Entrée en vigueur le 1er février 2023, la primo-prescription accordée aux orthoptistes (pour les porteurs âgés de 16 à 42 ans) ne résoudra pas partout les difficultés d’accès aux soins visuels. En effet, malgré une densité en hausse de 8,9/100 000 habitants (8,4 un an auparavant), les orthoptistes restent inégalement répartis sur le territoire. Et, là encore, ce sont les départements vieillissants (où la proportion de population de plus 60 ans est supérieure à la moyenne nationale) qui sont les plus mal dotés.
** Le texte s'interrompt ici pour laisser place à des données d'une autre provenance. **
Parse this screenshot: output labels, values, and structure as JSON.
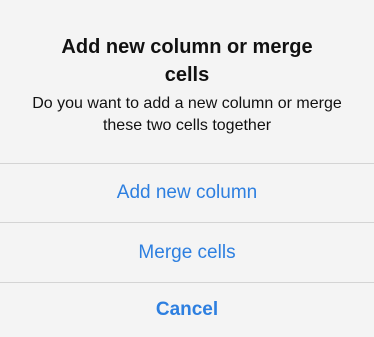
{
  "alert": {
    "title": "Add new column or merge cells",
    "message": "Do you want to add a new column or merge these two cells together",
    "actions": [
      {
        "label": "Add new column",
        "style": "default"
      },
      {
        "label": "Merge cells",
        "style": "default"
      },
      {
        "label": "Cancel",
        "style": "cancel"
      }
    ]
  },
  "colors": {
    "action_text": "#2d7fe0",
    "background": "#f4f4f4",
    "divider": "#d4d4d4"
  }
}
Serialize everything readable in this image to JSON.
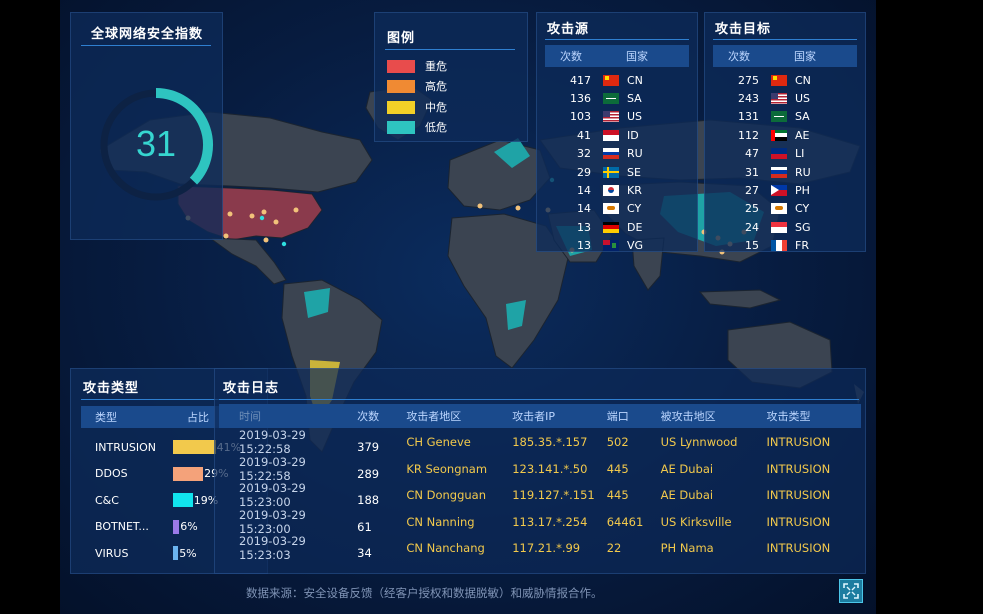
{
  "index_panel": {
    "title": "全球网络安全指数",
    "value": "31",
    "level": 0.31
  },
  "legend": {
    "title": "图例",
    "items": [
      {
        "label": "重危",
        "color": "#e84c4c"
      },
      {
        "label": "高危",
        "color": "#f08a33"
      },
      {
        "label": "中危",
        "color": "#f2d027"
      },
      {
        "label": "低危",
        "color": "#2ec4c0"
      }
    ]
  },
  "attack_source": {
    "title": "攻击源",
    "headers": {
      "count": "次数",
      "country": "国家"
    },
    "rows": [
      {
        "count": "417",
        "code": "CN",
        "flag": "cn-flag"
      },
      {
        "count": "136",
        "code": "SA",
        "flag": "sa-flag"
      },
      {
        "count": "103",
        "code": "US",
        "flag": "us-flag"
      },
      {
        "count": "41",
        "code": "ID",
        "flag": "id-flag"
      },
      {
        "count": "32",
        "code": "RU",
        "flag": "ru-flag"
      },
      {
        "count": "29",
        "code": "SE",
        "flag": "se-flag"
      },
      {
        "count": "14",
        "code": "KR",
        "flag": "kr-flag"
      },
      {
        "count": "14",
        "code": "CY",
        "flag": "cy-flag"
      },
      {
        "count": "13",
        "code": "DE",
        "flag": "de-flag"
      },
      {
        "count": "13",
        "code": "VG",
        "flag": "vg-flag"
      }
    ]
  },
  "attack_target": {
    "title": "攻击目标",
    "headers": {
      "count": "次数",
      "country": "国家"
    },
    "rows": [
      {
        "count": "275",
        "code": "CN",
        "flag": "cn-flag"
      },
      {
        "count": "243",
        "code": "US",
        "flag": "us-flag"
      },
      {
        "count": "131",
        "code": "SA",
        "flag": "sa-flag"
      },
      {
        "count": "112",
        "code": "AE",
        "flag": "ae-flag"
      },
      {
        "count": "47",
        "code": "LI",
        "flag": "li-flag"
      },
      {
        "count": "31",
        "code": "RU",
        "flag": "ru-flag"
      },
      {
        "count": "27",
        "code": "PH",
        "flag": "ph-flag"
      },
      {
        "count": "25",
        "code": "CY",
        "flag": "cy-flag"
      },
      {
        "count": "24",
        "code": "SG",
        "flag": "sg-flag"
      },
      {
        "count": "15",
        "code": "FR",
        "flag": "fr-flag"
      }
    ]
  },
  "attack_types": {
    "title": "攻击类型",
    "headers": {
      "type": "类型",
      "share": "占比"
    },
    "rows": [
      {
        "name": "INTRUSION",
        "pct": "41%",
        "share": 0.41,
        "color": "#f2c94c"
      },
      {
        "name": "DDOS",
        "pct": "29%",
        "share": 0.29,
        "color": "#f4a27a"
      },
      {
        "name": "C&C",
        "pct": "19%",
        "share": 0.19,
        "color": "#11e4ee"
      },
      {
        "name": "BOTNET...",
        "pct": "6%",
        "share": 0.06,
        "color": "#9b7ae8"
      },
      {
        "name": "VIRUS",
        "pct": "5%",
        "share": 0.05,
        "color": "#6bb4f0"
      }
    ]
  },
  "attack_log": {
    "title": "攻击日志",
    "headers": {
      "time": "时间",
      "count": "次数",
      "src": "攻击者地区",
      "ip": "攻击者IP",
      "port": "端口",
      "dst": "被攻击地区",
      "type": "攻击类型"
    },
    "rows": [
      {
        "time": "2019-03-29 15:22:58",
        "count": "379",
        "src": "CH Geneve",
        "ip": "185.35.*.157",
        "port": "502",
        "dst": "US Lynnwood",
        "type": "INTRUSION"
      },
      {
        "time": "2019-03-29 15:22:58",
        "count": "289",
        "src": "KR Seongnam",
        "ip": "123.141.*.50",
        "port": "445",
        "dst": "AE Dubai",
        "type": "INTRUSION"
      },
      {
        "time": "2019-03-29 15:23:00",
        "count": "188",
        "src": "CN Dongguan",
        "ip": "119.127.*.151",
        "port": "445",
        "dst": "AE Dubai",
        "type": "INTRUSION"
      },
      {
        "time": "2019-03-29 15:23:00",
        "count": "61",
        "src": "CN Nanning",
        "ip": "113.17.*.254",
        "port": "64461",
        "dst": "US Kirksville",
        "type": "INTRUSION"
      },
      {
        "time": "2019-03-29 15:23:03",
        "count": "34",
        "src": "CN Nanchang",
        "ip": "117.21.*.99",
        "port": "22",
        "dst": "PH Nama",
        "type": "INTRUSION"
      }
    ]
  },
  "footer": {
    "text": "数据来源：安全设备反馈（经客户授权和数据脱敏）和威胁情报合作。"
  },
  "colors": {
    "map_land": "#3b4451",
    "map_border": "#1b2430",
    "accent": "#2ec4c0",
    "critical": "#8a3a4c"
  }
}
Même si des exceptions apparaissent : ainsi, le Tarn, légèrement sous-doté en ophtalmologistes, comporte plus d’orthoptistes que la moyenne nationale, tout comme l’Allier, l’Aude, l’Aveyron, le Gard, l’Ile-et-Vilaine, l’Isère, le Puy-de-Dôme, la Savoie et La Réunion. Cependant, la plupart de ces départements ne sont pas des déserts médicaux profonds. En clair : les installations d’orthoptistes ne compensent pas la pénurie d’ophtalmologistes dans les territoires où ils manquent particulièrement.
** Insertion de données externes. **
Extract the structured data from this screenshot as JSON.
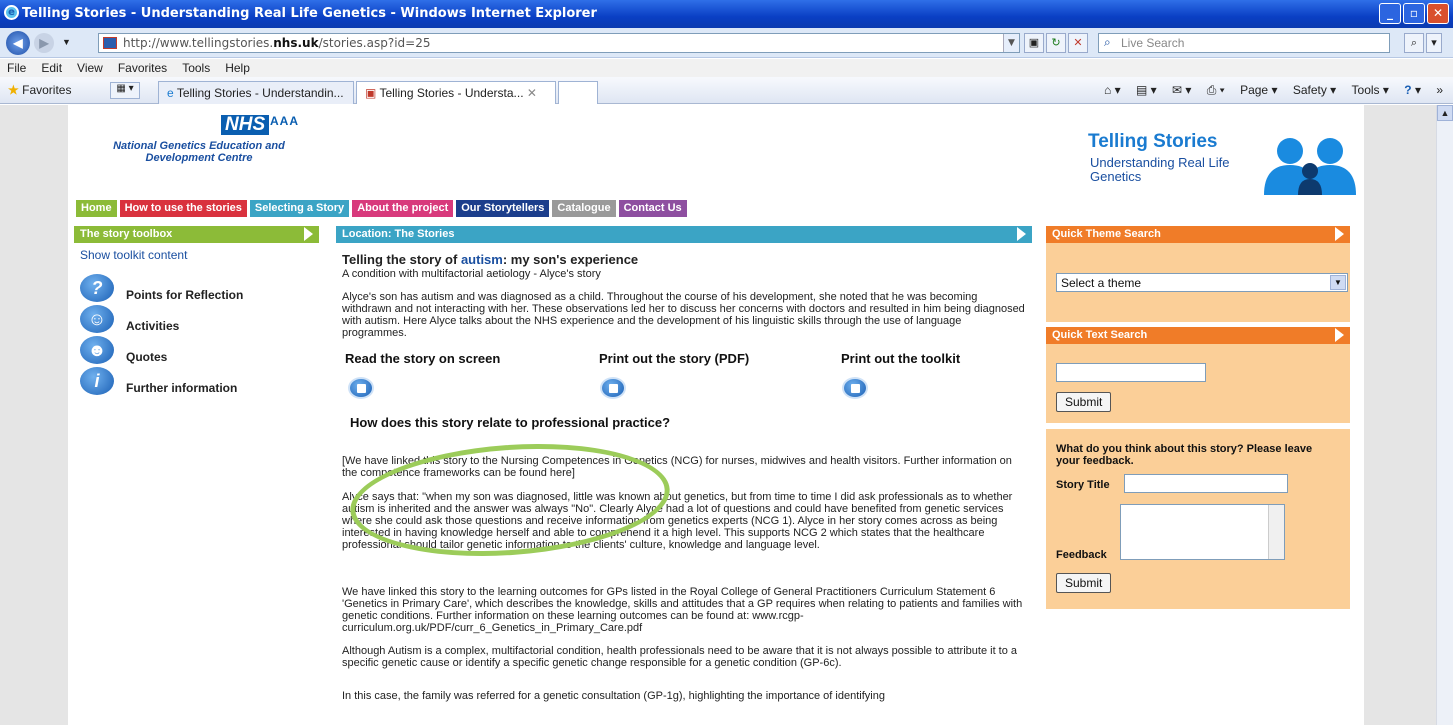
{
  "window": {
    "title": "Telling Stories - Understanding Real Life Genetics - Windows Internet Explorer",
    "btn_min": "_",
    "btn_max": "▫",
    "btn_close": "✕"
  },
  "address": {
    "url_prefix": "http://www.tellingstories.",
    "url_domain": "nhs.uk",
    "url_suffix": "/stories.asp?id=25",
    "search_placeholder": "Live Search"
  },
  "menu": [
    "File",
    "Edit",
    "View",
    "Favorites",
    "Tools",
    "Help"
  ],
  "favbar": {
    "favorites": "Favorites",
    "tab1": "Telling Stories - Understandin...",
    "tab2": "Telling Stories - Understa...",
    "tab_close": "✕"
  },
  "commands": {
    "page": "Page ▾",
    "safety": "Safety ▾",
    "tools": "Tools ▾",
    "help": "?",
    "more": "»"
  },
  "site": {
    "nhs": "NHS",
    "aaa": "AAA",
    "org": "National Genetics Education and Development Centre",
    "brand_title": "Telling Stories",
    "brand_sub": "Understanding Real Life Genetics"
  },
  "nav": [
    {
      "label": "Home",
      "color": "#8cbb38"
    },
    {
      "label": "How to use the stories",
      "color": "#d9323e"
    },
    {
      "label": "Selecting a Story",
      "color": "#3ba4c5"
    },
    {
      "label": "About the project",
      "color": "#d83a7c"
    },
    {
      "label": "Our Storytellers",
      "color": "#1c3e8c"
    },
    {
      "label": "Catalogue",
      "color": "#9a9a9a"
    },
    {
      "label": "Contact Us",
      "color": "#8e4fa0"
    }
  ],
  "toolbox": {
    "header": "The story toolbox",
    "show": "Show toolkit content",
    "items": [
      {
        "label": "Points for Reflection",
        "glyph": "?"
      },
      {
        "label": "Activities",
        "glyph": "☺"
      },
      {
        "label": "Quotes",
        "glyph": "☻"
      },
      {
        "label": "Further information",
        "glyph": "i"
      }
    ]
  },
  "main": {
    "location": "Location: The Stories",
    "title_a": "Telling the story of ",
    "title_link": "autism",
    "title_b": ": my son's experience",
    "subtitle": "A condition with multifactorial aetiology - Alyce's story",
    "intro": "Alyce's son has autism and was diagnosed as a child. Throughout the course of his development, she noted that he was becoming withdrawn and not interacting with her. These observations led her to discuss her concerns with doctors and resulted in him being diagnosed with autism. Here Alyce talks about the NHS experience and the development of his linguistic skills through the use of language programmes.",
    "opt_read": "Read the story on screen",
    "opt_print": "Print out the story (PDF)",
    "opt_toolkit": "Print out the toolkit",
    "heading2": "How does this story relate to professional practice?",
    "p1": "[We have linked this story to the Nursing Competences in Genetics (NCG) for nurses, midwives and health visitors. Further information on the competence frameworks can be found here]",
    "p2": "Alyce says that: \"when my son was diagnosed, little was known about genetics, but from time to time I did ask professionals as to whether autism is inherited and the answer was always \"No\". Clearly Alyce had a lot of questions and could have benefited from genetic services where she could ask those questions and receive information from genetics experts (NCG 1). Alyce in her story comes across as being interested in having knowledge herself and able to comprehend it a high level. This supports NCG 2 which states that the healthcare professional should tailor genetic information to the clients' culture, knowledge and language level.",
    "p3": "We have linked this story to the learning outcomes for GPs listed in the Royal College of General Practitioners Curriculum Statement 6 'Genetics in Primary Care', which describes the knowledge, skills and attitudes that a GP requires when relating to patients and families with genetic conditions. Further information on these learning outcomes can be found at: www.rcgp-curriculum.org.uk/PDF/curr_6_Genetics_in_Primary_Care.pdf",
    "p4": "Although Autism is a complex, multifactorial condition, health professionals need to be aware that it is not always possible to attribute it to a specific genetic cause or identify a specific genetic change responsible for a genetic condition (GP-6c).",
    "p5": "In this case, the family was referred for a genetic consultation (GP-1g), highlighting the importance of identifying"
  },
  "right": {
    "theme_header": "Quick Theme Search",
    "theme_select": "Select a theme",
    "text_header": "Quick Text Search",
    "submit": "Submit",
    "feedback_prompt": "What do you think about this story? Please leave your feedback.",
    "story_title_label": "Story Title",
    "feedback_label": "Feedback"
  }
}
Face à ce constat, qui se confirme d’année en année, que faire ? Les opticiens, par leur maillage homogène sur le territoire national, pourraient jouer un rôle plus conséquent au sein du parcours de soins visuels, comme le recommandait d’ailleurs le rapport de l’Igas de 2019. Mais ce rapport, pour le moment, n’a pas abouti à un élargissement de vos prérogatives, même si vous avez depuis mai 2023 la possibilité d’adapter les primo-prescriptions en cas de mise en situation d’usage insatisfaisante. Une avancée, certes, mais rien qui ne saurait résoudre les difficultés d’accès aux soins visuels… Et ce malgré une volonté présidentielle d’aller plus loin dans cette logique de coopération entre professionnels de santé, qui prévaut désormais pour les autres paramédicaux (pharmaciens, infirmières, etc.).
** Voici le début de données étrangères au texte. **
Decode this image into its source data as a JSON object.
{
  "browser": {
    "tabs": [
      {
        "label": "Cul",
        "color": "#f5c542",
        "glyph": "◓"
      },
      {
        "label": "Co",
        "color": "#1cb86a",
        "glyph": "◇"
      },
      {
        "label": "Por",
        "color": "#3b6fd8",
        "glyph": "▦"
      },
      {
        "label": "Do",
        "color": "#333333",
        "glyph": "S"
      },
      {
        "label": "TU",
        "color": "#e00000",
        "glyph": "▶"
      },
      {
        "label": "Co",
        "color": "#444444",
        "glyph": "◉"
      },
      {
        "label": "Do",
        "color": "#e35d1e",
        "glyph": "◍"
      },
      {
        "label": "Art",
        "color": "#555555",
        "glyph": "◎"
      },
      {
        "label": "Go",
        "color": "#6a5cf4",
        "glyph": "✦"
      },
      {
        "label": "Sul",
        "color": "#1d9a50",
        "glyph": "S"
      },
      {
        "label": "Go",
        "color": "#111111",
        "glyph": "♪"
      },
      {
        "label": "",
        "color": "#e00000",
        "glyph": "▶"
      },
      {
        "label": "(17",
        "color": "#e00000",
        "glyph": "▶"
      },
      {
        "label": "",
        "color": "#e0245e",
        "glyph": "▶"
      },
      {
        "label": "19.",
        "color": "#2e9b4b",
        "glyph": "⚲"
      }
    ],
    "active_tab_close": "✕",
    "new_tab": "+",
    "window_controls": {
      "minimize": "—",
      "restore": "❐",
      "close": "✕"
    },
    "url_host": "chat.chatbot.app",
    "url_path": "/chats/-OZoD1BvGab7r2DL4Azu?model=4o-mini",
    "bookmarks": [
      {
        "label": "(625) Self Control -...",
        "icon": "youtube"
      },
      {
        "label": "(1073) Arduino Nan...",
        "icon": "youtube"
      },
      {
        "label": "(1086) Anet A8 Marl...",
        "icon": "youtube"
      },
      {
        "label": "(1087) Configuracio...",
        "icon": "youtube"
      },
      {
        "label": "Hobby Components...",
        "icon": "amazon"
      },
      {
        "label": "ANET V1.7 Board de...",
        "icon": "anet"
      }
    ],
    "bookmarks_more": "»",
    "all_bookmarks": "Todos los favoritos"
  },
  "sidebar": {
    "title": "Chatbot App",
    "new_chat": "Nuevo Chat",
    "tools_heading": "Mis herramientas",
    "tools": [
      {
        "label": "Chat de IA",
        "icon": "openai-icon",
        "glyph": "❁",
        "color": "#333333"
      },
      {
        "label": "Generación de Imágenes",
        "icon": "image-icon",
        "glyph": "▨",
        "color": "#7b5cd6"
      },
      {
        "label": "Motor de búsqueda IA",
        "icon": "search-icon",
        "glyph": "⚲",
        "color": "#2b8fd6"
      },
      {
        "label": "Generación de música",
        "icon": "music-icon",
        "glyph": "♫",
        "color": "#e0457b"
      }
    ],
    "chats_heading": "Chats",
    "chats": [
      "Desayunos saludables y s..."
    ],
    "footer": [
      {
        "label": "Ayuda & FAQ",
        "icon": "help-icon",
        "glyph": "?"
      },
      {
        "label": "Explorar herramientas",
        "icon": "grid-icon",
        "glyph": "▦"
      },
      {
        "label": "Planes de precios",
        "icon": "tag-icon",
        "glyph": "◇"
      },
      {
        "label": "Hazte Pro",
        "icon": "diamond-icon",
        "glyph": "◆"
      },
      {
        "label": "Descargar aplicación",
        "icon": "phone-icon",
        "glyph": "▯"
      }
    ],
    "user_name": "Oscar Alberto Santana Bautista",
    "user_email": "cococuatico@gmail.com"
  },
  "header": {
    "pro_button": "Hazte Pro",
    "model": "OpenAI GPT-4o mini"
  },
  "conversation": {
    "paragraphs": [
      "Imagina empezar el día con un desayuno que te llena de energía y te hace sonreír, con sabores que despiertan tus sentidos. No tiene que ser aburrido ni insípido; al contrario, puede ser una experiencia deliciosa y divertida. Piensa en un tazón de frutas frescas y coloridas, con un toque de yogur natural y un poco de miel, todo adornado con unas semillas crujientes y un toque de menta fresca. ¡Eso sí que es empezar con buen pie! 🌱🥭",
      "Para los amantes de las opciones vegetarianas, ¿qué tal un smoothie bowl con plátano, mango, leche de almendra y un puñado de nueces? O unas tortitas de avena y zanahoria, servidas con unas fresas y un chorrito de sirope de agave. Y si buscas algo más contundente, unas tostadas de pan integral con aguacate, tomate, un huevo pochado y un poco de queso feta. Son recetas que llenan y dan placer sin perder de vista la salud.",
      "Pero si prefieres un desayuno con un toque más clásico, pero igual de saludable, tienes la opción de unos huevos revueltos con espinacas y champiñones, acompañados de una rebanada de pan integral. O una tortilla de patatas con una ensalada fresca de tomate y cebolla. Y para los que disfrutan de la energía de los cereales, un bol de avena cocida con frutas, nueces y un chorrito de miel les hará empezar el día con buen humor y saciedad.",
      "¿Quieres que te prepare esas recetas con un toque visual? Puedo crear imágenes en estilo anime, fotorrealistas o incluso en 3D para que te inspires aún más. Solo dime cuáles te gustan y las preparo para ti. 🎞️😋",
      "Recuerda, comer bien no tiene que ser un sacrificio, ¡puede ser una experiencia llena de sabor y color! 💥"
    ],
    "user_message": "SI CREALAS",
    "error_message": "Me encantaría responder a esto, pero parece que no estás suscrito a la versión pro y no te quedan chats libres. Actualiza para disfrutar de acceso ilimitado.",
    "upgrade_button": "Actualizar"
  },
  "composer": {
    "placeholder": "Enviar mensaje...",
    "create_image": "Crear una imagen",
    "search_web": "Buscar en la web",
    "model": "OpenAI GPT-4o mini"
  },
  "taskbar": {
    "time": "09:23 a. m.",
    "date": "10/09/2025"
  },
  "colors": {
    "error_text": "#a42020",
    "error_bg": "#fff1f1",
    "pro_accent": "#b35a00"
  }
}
Source : Répertoire ADELI- Drees, données 2023
Carte et crédit : Bien Vu
Source : Répertoire ADELI- Drees, données 2023
Carte et crédit : Bien Vu
Source : Répertoire ADELI- Drees, données 2023
Carte et crédit : Bien Vu
Source : Répertoire ADELI- Drees, données 2023
Carte et crédit : Bien Vu
Dans l’attente, quelques enseignes d’opticiens et magasins indépendants ont lancé ces 2 dernières années des solutions de téléconsultation en magasin, au grand dam du Snof (Syndicat national des ophtalmologistes de France), qui dénonce une “marchandisation” de la santé visuelle. Mais là encore, ce recours à la téléconsultation ne résout pas pour le moment le manque de prescripteurs. En effet, comme l’ont montré plusieurs études, ces solutions attirent surtout, pour le moment, une clientèle jeune et urbaine. Même si certains d’entre vous ont franchi le pas dans des territoires ruraux durement touchés par le manque d’ophtalmologistes et d’orthoptistes.